Peter Paul Rubens (1577-1640) bewonderde geen enkele schilder meer dan Titiaan (ca. 1485/90-1576) en geen enkele schilder had dientengevolge meer invloed op zijn artistieke koers. Hij legde de hand op verschillende werken van Titiaan en gewiekst als hij was verkocht hij er ook. Vooral in Madrid en Londen kopieerde hij Titiaans aan een hels tempo. Hetzelfde geldt voor Antoon van Dyck, die volgens de inventaris van zijn bezittingen maar liefst negentien originele Titiaans bezat. Dat het KMSKA Titiaans vroege schilderij Jacopo Pesaro door paus Alexander VI Borgia voorgesteld aan de heilige Petrus bewaart is sowieso van groot belang, maar het stuk wint zo mogelijk nog aan betekenis binnen de optiek van het KMSKA als ‘Rubenstempel’. Meer zelfs, Van Dyck maakte een tekening van dit werk in zijn Italiaanse schetsboek (The British Museum, Londen). Op zijn beurt laat dit jeugdwerk ons toe om te peilen naar de invloed van Giovanni Bellini (actief 1459-1516) op de jonge Titiaan.

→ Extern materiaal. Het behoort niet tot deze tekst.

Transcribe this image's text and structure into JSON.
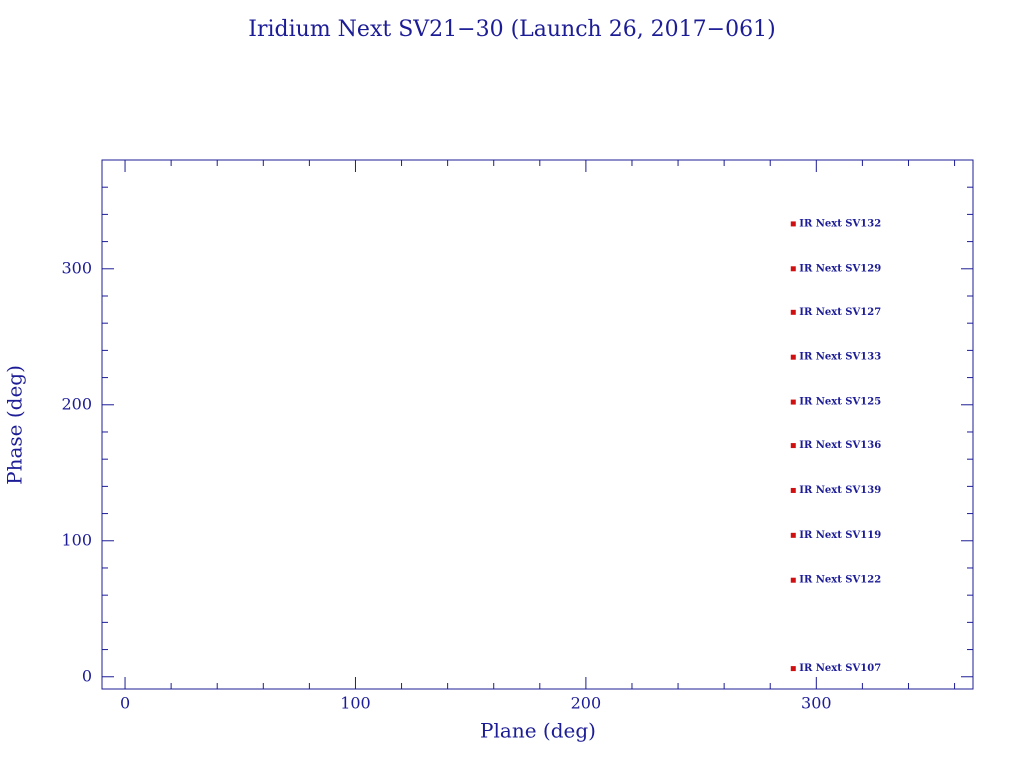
{
  "chart_data": {
    "type": "scatter",
    "title": "Iridium Next SV21−30 (Launch 26, 2017−061)",
    "x_label": "Plane (deg)",
    "y_label": "Phase (deg)",
    "x": [
      290,
      290,
      290,
      290,
      290,
      290,
      290,
      290,
      290,
      290
    ],
    "values": [
      333,
      300,
      268,
      235,
      202,
      170,
      137,
      104,
      71,
      6
    ],
    "point_labels": [
      "IR Next SV132",
      "IR Next SV129",
      "IR Next SV127",
      "IR Next SV133",
      "IR Next SV125",
      "IR Next SV136",
      "IR Next SV139",
      "IR Next SV119",
      "IR Next SV122",
      "IR Next SV107"
    ],
    "color": "#d01010",
    "axis_color": "#1c1c96",
    "xlim": [
      -10,
      368
    ],
    "ylim": [
      -9,
      380
    ],
    "xticks": [
      0,
      100,
      200,
      300
    ],
    "yticks": [
      0,
      100,
      200,
      300
    ],
    "xminorticks": [
      20,
      40,
      60,
      80,
      120,
      140,
      160,
      180,
      220,
      240,
      260,
      280,
      320,
      340,
      360
    ],
    "yminorticks": [
      20,
      40,
      60,
      80,
      120,
      140,
      160,
      180,
      220,
      240,
      260,
      280,
      320,
      340,
      360
    ]
  }
}
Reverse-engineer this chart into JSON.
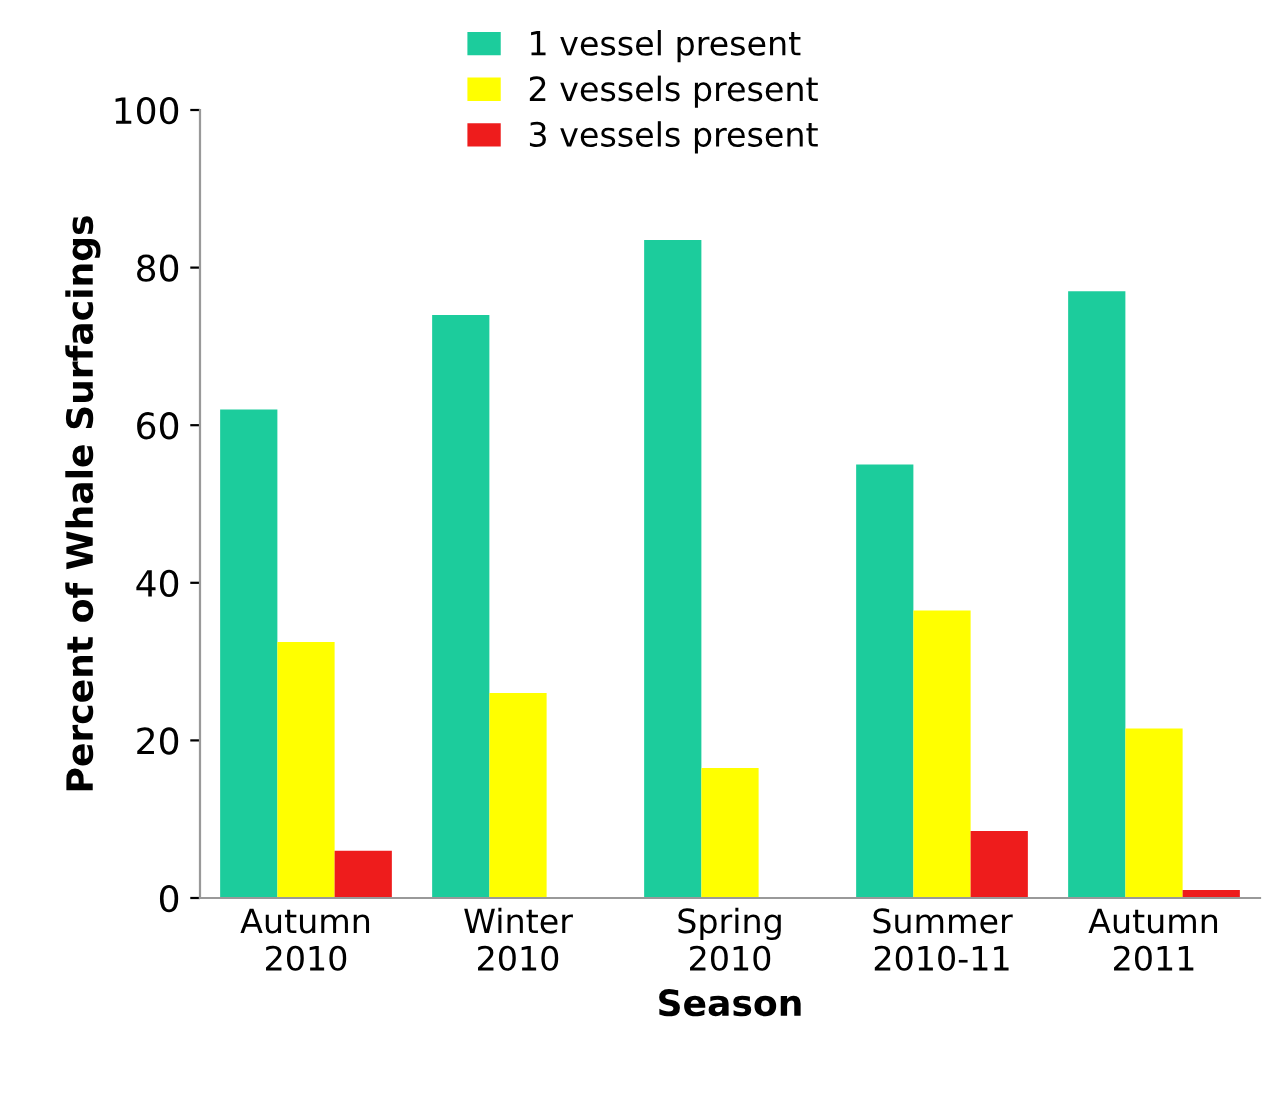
{
  "chart_data": {
    "type": "bar",
    "xlabel": "Season",
    "ylabel": "Percent of Whale Surfacings",
    "categories": [
      "Autumn\n2010",
      "Winter\n2010",
      "Spring\n2010",
      "Summer\n2010-11",
      "Autumn\n2011"
    ],
    "series": [
      {
        "name": "1 vessel present",
        "color": "#1ccc9c",
        "values": [
          62,
          74,
          83.5,
          55,
          77
        ]
      },
      {
        "name": "2 vessels present",
        "color": "#ffff00",
        "values": [
          32.5,
          26,
          16.5,
          36.5,
          21.5
        ]
      },
      {
        "name": "3 vessels present",
        "color": "#ee1c1c",
        "values": [
          6,
          0,
          0,
          8.5,
          1
        ]
      }
    ],
    "ylim": [
      0,
      100
    ],
    "yticks": [
      0,
      20,
      40,
      60,
      80,
      100
    ],
    "grid": false,
    "legend": "top"
  }
}
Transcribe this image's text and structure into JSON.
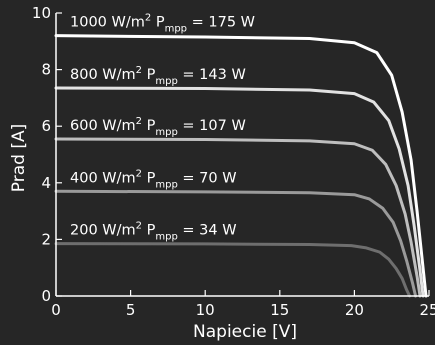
{
  "chart_data": {
    "type": "line",
    "title": "",
    "xlabel": "Napiecie [V]",
    "ylabel": "Prad [A]",
    "xlim": [
      0,
      25
    ],
    "ylim": [
      0,
      10
    ],
    "xticks": [
      0,
      5,
      10,
      15,
      20,
      25
    ],
    "yticks": [
      0,
      2,
      4,
      6,
      8,
      10
    ],
    "grid": false,
    "legend": "none",
    "colors": {
      "background": "#262626",
      "axis": "#ffffff",
      "text": "#ffffff"
    },
    "series": [
      {
        "label_main": "1000 W/m",
        "label_sup": "2",
        "label_p": " P",
        "label_sub": "mpp",
        "label_tail": " = 175 W",
        "color": "#ffffff",
        "x": [
          0,
          10,
          17,
          20,
          21.5,
          22.5,
          23.2,
          23.8,
          24.2,
          24.6,
          24.8
        ],
        "y": [
          9.2,
          9.15,
          9.1,
          8.95,
          8.6,
          7.8,
          6.5,
          4.8,
          3.0,
          1.0,
          0
        ]
      },
      {
        "label_main": "800 W/m",
        "label_sup": "2",
        "label_p": " P",
        "label_sub": "mpp",
        "label_tail": " = 143 W",
        "color": "#e2e2e2",
        "x": [
          0,
          10,
          17,
          20,
          21.3,
          22.3,
          23.0,
          23.6,
          24.0,
          24.4,
          24.6
        ],
        "y": [
          7.35,
          7.33,
          7.28,
          7.15,
          6.85,
          6.2,
          5.2,
          3.9,
          2.5,
          0.9,
          0
        ]
      },
      {
        "label_main": "600 W/m",
        "label_sup": "2",
        "label_p": " P",
        "label_sub": "mpp",
        "label_tail": " = 107 W",
        "color": "#bebebe",
        "x": [
          0,
          10,
          17,
          20,
          21.2,
          22.1,
          22.8,
          23.4,
          23.8,
          24.2,
          24.4
        ],
        "y": [
          5.55,
          5.53,
          5.48,
          5.38,
          5.15,
          4.65,
          3.9,
          2.9,
          1.9,
          0.7,
          0
        ]
      },
      {
        "label_main": "400 W/m",
        "label_sup": "2",
        "label_p": " P",
        "label_sub": "mpp",
        "label_tail": " = 70 W",
        "color": "#9a9a9a",
        "x": [
          0,
          10,
          17,
          20,
          21.0,
          21.9,
          22.6,
          23.1,
          23.5,
          23.9,
          24.1
        ],
        "y": [
          3.7,
          3.68,
          3.65,
          3.58,
          3.43,
          3.1,
          2.6,
          1.95,
          1.25,
          0.45,
          0
        ]
      },
      {
        "label_main": "200 W/m",
        "label_sup": "2",
        "label_p": " P",
        "label_sub": "mpp",
        "label_tail": " = 34 W",
        "color": "#6e6e6e",
        "x": [
          0,
          10,
          17,
          19.8,
          20.8,
          21.7,
          22.3,
          22.8,
          23.2,
          23.5,
          23.7
        ],
        "y": [
          1.85,
          1.84,
          1.82,
          1.78,
          1.7,
          1.55,
          1.3,
          0.97,
          0.62,
          0.22,
          0
        ]
      }
    ]
  }
}
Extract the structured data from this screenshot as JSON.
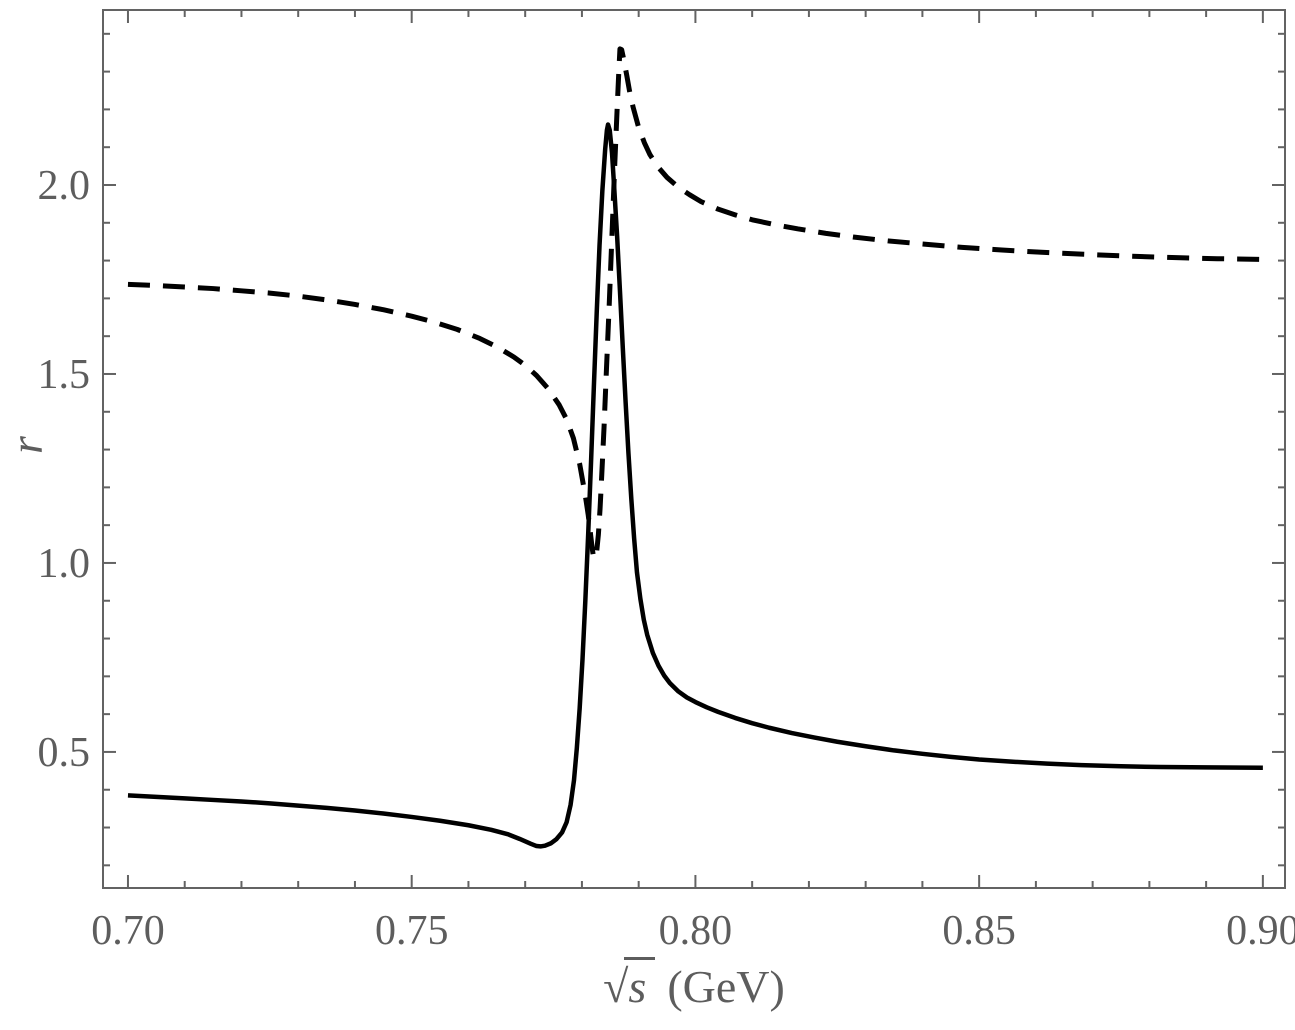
{
  "figure": {
    "background": "#ffffff"
  },
  "chart_data": {
    "type": "line",
    "title": "",
    "xlabel": {
      "radical": "√",
      "arg": "s",
      "unit": "(GeV)"
    },
    "ylabel": "r",
    "xlim": [
      0.6956,
      0.9039
    ],
    "ylim": [
      0.14,
      2.463
    ],
    "grid": false,
    "legend": "none",
    "frame_color": "#636363",
    "label_color": "#5d5d5d",
    "curve_color": "#000000",
    "x_axis": {
      "major": [
        0.7,
        0.75,
        0.8,
        0.85,
        0.9
      ],
      "major_labels": [
        "0.70",
        "0.75",
        "0.80",
        "0.85",
        "0.90"
      ],
      "minor_step": 0.01
    },
    "y_axis": {
      "major": [
        0.5,
        1.0,
        1.5,
        2.0
      ],
      "major_labels": [
        "0.5",
        "1.0",
        "1.5",
        "2.0"
      ],
      "minor_step": 0.1
    },
    "series": [
      {
        "name": "solid",
        "style": "solid",
        "points": [
          [
            0.7,
            0.385
          ],
          [
            0.705,
            0.381
          ],
          [
            0.71,
            0.377
          ],
          [
            0.715,
            0.373
          ],
          [
            0.72,
            0.369
          ],
          [
            0.725,
            0.364
          ],
          [
            0.73,
            0.358
          ],
          [
            0.735,
            0.352
          ],
          [
            0.74,
            0.345
          ],
          [
            0.745,
            0.337
          ],
          [
            0.75,
            0.328
          ],
          [
            0.755,
            0.318
          ],
          [
            0.76,
            0.306
          ],
          [
            0.764,
            0.294
          ],
          [
            0.767,
            0.282
          ],
          [
            0.769,
            0.27
          ],
          [
            0.771,
            0.257
          ],
          [
            0.772,
            0.251
          ],
          [
            0.7727,
            0.25
          ],
          [
            0.7735,
            0.252
          ],
          [
            0.7745,
            0.258
          ],
          [
            0.7755,
            0.269
          ],
          [
            0.7765,
            0.287
          ],
          [
            0.7773,
            0.314
          ],
          [
            0.778,
            0.36
          ],
          [
            0.7786,
            0.425
          ],
          [
            0.7791,
            0.51
          ],
          [
            0.7796,
            0.615
          ],
          [
            0.7801,
            0.745
          ],
          [
            0.7806,
            0.9
          ],
          [
            0.7811,
            1.075
          ],
          [
            0.7816,
            1.265
          ],
          [
            0.7821,
            1.465
          ],
          [
            0.7826,
            1.66
          ],
          [
            0.7831,
            1.84
          ],
          [
            0.7836,
            1.985
          ],
          [
            0.7841,
            2.095
          ],
          [
            0.7844,
            2.145
          ],
          [
            0.7846,
            2.16
          ],
          [
            0.7849,
            2.145
          ],
          [
            0.7853,
            2.085
          ],
          [
            0.7857,
            1.99
          ],
          [
            0.7862,
            1.865
          ],
          [
            0.7867,
            1.72
          ],
          [
            0.7872,
            1.57
          ],
          [
            0.7877,
            1.425
          ],
          [
            0.7882,
            1.29
          ],
          [
            0.7887,
            1.17
          ],
          [
            0.7892,
            1.065
          ],
          [
            0.7897,
            0.975
          ],
          [
            0.7903,
            0.905
          ],
          [
            0.7909,
            0.85
          ],
          [
            0.7915,
            0.81
          ],
          [
            0.7925,
            0.762
          ],
          [
            0.7935,
            0.728
          ],
          [
            0.7945,
            0.702
          ],
          [
            0.7955,
            0.682
          ],
          [
            0.797,
            0.66
          ],
          [
            0.7985,
            0.644
          ],
          [
            0.8,
            0.632
          ],
          [
            0.802,
            0.618
          ],
          [
            0.804,
            0.606
          ],
          [
            0.807,
            0.59
          ],
          [
            0.81,
            0.576
          ],
          [
            0.813,
            0.564
          ],
          [
            0.817,
            0.55
          ],
          [
            0.821,
            0.538
          ],
          [
            0.825,
            0.527
          ],
          [
            0.83,
            0.515
          ],
          [
            0.835,
            0.504
          ],
          [
            0.84,
            0.495
          ],
          [
            0.845,
            0.487
          ],
          [
            0.85,
            0.48
          ],
          [
            0.856,
            0.474
          ],
          [
            0.862,
            0.469
          ],
          [
            0.868,
            0.465
          ],
          [
            0.875,
            0.462
          ],
          [
            0.882,
            0.46
          ],
          [
            0.89,
            0.459
          ],
          [
            0.9,
            0.458
          ]
        ]
      },
      {
        "name": "dashed",
        "style": "dashed",
        "points": [
          [
            0.7,
            1.737
          ],
          [
            0.705,
            1.734
          ],
          [
            0.71,
            1.73
          ],
          [
            0.715,
            1.726
          ],
          [
            0.72,
            1.72
          ],
          [
            0.725,
            1.714
          ],
          [
            0.73,
            1.706
          ],
          [
            0.735,
            1.696
          ],
          [
            0.74,
            1.684
          ],
          [
            0.745,
            1.67
          ],
          [
            0.75,
            1.653
          ],
          [
            0.754,
            1.637
          ],
          [
            0.758,
            1.618
          ],
          [
            0.762,
            1.594
          ],
          [
            0.765,
            1.572
          ],
          [
            0.768,
            1.545
          ],
          [
            0.77,
            1.523
          ],
          [
            0.772,
            1.496
          ],
          [
            0.774,
            1.462
          ],
          [
            0.776,
            1.418
          ],
          [
            0.7773,
            1.38
          ],
          [
            0.7785,
            1.33
          ],
          [
            0.7796,
            1.262
          ],
          [
            0.7806,
            1.178
          ],
          [
            0.7811,
            1.128
          ],
          [
            0.7815,
            1.078
          ],
          [
            0.7818,
            1.04
          ],
          [
            0.782,
            1.02
          ],
          [
            0.7823,
            1.012
          ],
          [
            0.7826,
            1.03
          ],
          [
            0.7829,
            1.075
          ],
          [
            0.7832,
            1.145
          ],
          [
            0.7835,
            1.235
          ],
          [
            0.7839,
            1.36
          ],
          [
            0.7843,
            1.505
          ],
          [
            0.7848,
            1.68
          ],
          [
            0.7853,
            1.87
          ],
          [
            0.7858,
            2.06
          ],
          [
            0.7862,
            2.2
          ],
          [
            0.7865,
            2.3
          ],
          [
            0.7867,
            2.36
          ],
          [
            0.787,
            2.358
          ],
          [
            0.7874,
            2.33
          ],
          [
            0.7879,
            2.29
          ],
          [
            0.7884,
            2.248
          ],
          [
            0.789,
            2.207
          ],
          [
            0.79,
            2.152
          ],
          [
            0.791,
            2.112
          ],
          [
            0.792,
            2.08
          ],
          [
            0.7935,
            2.046
          ],
          [
            0.795,
            2.02
          ],
          [
            0.797,
            1.994
          ],
          [
            0.799,
            1.974
          ],
          [
            0.801,
            1.956
          ],
          [
            0.804,
            1.936
          ],
          [
            0.807,
            1.921
          ],
          [
            0.81,
            1.908
          ],
          [
            0.814,
            1.895
          ],
          [
            0.818,
            1.884
          ],
          [
            0.823,
            1.872
          ],
          [
            0.828,
            1.862
          ],
          [
            0.834,
            1.852
          ],
          [
            0.84,
            1.844
          ],
          [
            0.847,
            1.835
          ],
          [
            0.854,
            1.828
          ],
          [
            0.861,
            1.822
          ],
          [
            0.868,
            1.817
          ],
          [
            0.876,
            1.812
          ],
          [
            0.884,
            1.808
          ],
          [
            0.892,
            1.805
          ],
          [
            0.9,
            1.803
          ]
        ]
      }
    ]
  }
}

‘Invloed’ is geen evident begrip. Het kan om vingeroefeningen gaan, waarbij schildertechniek wordt aangeleerd. Is het een hommage of een blijk van eruditie, waarbij een schilder zijn kennis van de kunstgeschiedenis aantoont? Ambrosius Benson leerde Brugse modellen en composities kennen die hij vormgaf met zijn eigen schilderkunstige bagage. Rubens keek zeker op naar Titiaan, maar ook naar Rafaël en Caravaggio. Rubens kopieerde de meester uit Pieve di Cadoro, maar hij interpreteerde en emuleerde ook diens inventies en door het eigen schilderkundig idioom van de Antwerpse meester zien ze er uit als werken van Rubens zelf.
Da Messina’s De heilige Hiëronymus in zijn studeervertrek (ca. 1475, The National Gallery, Londen) is waarschijnlijk zijn beroemdste en meest bezongen schilderij, maar het is volstrekt ondenkbaar dat het gemaakt had kunnen zijn zonder het lichtende voorbeeld van Jan van Eyck. En toch is Da Messina’s verfbehandeling ver verwijderd van die van Van Eyck. Kunstenaars verhouden zich altijd tot het werk van andere kunstenaars. De dialoog met schilders van hier is wat deze uitzonderlijke Italiaanse schilderijen op de Topstukkenlijst nog uitzonderlijker maakt.